Cuthbert and the Norfolk worker both say they see that lack of respect in the recent public discussions about whether PSWs should be forced to get vaccinated. Both are vaccinated themselves, but said many peers feel strongly that vaccination is a personal choice, and could take forced vaccination as the final straw that pushes them out of the industry.
“We’re not paid exactly well,” says Cuthbert. “The amount of risk in our job is relatively high. I feel it does infringe on our rights because they are now taking away a choice.”
Vaccines still controversial topic among PSWs
The Norfolk worker, who believes fewer than half of her colleagues are vaccinated, said it can be hard to talk about it at work.
“We try not to talk about it too much because it just gets everyone worked up,” she said. “Some say it’s their personal choice.
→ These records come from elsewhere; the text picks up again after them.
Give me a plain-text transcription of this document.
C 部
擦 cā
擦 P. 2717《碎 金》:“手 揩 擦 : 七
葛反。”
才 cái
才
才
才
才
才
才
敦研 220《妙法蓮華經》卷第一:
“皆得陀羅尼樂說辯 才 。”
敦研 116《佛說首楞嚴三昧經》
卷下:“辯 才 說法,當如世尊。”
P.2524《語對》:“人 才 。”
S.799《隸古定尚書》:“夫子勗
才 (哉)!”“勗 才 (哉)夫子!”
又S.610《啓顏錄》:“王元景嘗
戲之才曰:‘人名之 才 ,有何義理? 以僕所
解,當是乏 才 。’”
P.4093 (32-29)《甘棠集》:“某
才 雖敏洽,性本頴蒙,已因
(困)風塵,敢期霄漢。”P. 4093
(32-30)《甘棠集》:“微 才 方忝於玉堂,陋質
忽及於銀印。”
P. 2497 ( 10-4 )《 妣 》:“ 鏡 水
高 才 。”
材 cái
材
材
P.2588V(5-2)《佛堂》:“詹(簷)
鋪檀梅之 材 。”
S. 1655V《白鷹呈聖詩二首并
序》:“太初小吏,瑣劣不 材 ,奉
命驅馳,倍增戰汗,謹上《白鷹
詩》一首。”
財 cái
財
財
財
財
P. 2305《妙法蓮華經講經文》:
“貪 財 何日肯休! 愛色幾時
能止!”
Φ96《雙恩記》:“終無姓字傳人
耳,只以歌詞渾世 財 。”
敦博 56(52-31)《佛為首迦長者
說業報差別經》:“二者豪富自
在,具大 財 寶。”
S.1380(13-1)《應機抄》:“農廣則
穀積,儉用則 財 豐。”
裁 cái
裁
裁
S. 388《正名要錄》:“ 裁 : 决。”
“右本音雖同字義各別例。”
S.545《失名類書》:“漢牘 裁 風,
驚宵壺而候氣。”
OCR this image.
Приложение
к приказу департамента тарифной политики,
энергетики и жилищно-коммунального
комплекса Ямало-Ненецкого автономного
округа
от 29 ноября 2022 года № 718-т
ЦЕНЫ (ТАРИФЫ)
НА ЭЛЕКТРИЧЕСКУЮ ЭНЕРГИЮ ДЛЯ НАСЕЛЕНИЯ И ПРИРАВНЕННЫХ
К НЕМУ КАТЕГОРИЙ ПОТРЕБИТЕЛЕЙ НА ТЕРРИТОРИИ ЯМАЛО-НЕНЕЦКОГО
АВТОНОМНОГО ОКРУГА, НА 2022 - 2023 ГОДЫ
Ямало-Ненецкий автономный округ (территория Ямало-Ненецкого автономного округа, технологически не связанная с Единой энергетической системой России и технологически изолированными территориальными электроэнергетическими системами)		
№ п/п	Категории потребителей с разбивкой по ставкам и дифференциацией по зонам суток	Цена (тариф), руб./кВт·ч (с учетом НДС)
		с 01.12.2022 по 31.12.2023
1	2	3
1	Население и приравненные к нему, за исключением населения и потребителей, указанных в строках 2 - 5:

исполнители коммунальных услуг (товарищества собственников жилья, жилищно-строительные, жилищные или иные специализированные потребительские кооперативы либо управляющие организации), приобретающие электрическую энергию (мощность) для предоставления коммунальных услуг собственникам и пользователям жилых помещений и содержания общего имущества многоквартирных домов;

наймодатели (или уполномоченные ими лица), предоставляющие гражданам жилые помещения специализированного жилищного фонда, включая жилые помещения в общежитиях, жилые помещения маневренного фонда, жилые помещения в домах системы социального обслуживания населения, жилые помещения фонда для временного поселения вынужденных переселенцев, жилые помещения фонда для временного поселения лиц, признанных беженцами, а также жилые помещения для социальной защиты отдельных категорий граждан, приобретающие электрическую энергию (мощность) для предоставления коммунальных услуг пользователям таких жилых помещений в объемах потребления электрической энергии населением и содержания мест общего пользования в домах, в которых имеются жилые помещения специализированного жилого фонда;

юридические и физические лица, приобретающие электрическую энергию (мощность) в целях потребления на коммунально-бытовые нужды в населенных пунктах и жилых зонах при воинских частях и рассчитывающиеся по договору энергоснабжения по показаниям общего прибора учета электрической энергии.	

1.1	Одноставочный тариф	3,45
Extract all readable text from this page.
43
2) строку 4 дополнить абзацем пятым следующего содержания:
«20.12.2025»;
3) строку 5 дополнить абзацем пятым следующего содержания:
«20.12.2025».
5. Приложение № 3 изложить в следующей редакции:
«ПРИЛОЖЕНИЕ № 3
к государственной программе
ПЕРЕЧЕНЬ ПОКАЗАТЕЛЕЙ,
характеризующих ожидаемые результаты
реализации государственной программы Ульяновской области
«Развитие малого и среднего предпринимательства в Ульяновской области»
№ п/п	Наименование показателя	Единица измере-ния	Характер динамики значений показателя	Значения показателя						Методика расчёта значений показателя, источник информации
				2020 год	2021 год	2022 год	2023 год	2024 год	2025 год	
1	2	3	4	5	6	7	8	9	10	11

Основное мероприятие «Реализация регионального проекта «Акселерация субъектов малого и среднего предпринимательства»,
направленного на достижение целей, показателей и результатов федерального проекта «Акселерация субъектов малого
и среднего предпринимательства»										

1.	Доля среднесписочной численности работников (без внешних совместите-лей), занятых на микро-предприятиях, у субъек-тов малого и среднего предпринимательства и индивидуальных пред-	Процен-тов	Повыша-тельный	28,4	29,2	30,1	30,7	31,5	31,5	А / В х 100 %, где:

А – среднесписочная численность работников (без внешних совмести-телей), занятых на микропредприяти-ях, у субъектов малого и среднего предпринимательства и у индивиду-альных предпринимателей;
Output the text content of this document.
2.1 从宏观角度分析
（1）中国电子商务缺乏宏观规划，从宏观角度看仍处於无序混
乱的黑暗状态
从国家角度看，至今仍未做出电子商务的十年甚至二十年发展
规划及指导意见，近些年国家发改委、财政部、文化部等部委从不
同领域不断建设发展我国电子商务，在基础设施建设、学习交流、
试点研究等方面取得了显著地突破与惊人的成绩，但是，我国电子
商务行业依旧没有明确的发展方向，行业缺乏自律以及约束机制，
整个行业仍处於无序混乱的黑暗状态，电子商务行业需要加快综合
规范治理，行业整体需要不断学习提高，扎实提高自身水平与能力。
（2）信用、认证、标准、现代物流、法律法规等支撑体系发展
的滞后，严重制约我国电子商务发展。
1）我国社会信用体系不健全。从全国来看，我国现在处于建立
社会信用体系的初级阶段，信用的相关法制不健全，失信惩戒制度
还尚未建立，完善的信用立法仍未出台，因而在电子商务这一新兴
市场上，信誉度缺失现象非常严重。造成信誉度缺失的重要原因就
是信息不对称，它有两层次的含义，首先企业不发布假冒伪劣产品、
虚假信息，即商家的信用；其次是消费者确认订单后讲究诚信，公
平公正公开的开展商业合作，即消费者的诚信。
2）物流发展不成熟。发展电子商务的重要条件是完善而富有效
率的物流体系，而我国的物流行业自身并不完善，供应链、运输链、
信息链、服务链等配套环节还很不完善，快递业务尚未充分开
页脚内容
They don’t get the flu shot, so why would they get this? Others say it came too fast and they don’t trust it. Others don’t want it because they just don’t want it … If I didn’t work where I work, I probably wouldn’t have been vaccinated.”
Provincewide, vaccination rates among PSWs have seen a significant increase in recent weeks. As of Monday, 93 per cent of long-term care home staff had received their first dose, with approximately 88 per cent having two, according to the Ministry of Long-Term Care. On May 31, only 66 per cent had two doses, while 89 per cent had one shot.
Ian da Silva, director of operations for the Ontario PSW Association, said the remaining hesitancy and longstanding burnout may be linked.
“You’re talking about an extremely overworked workforce that may have a few minutes a day to watch the news,” he said. “Where are they getting their information from?”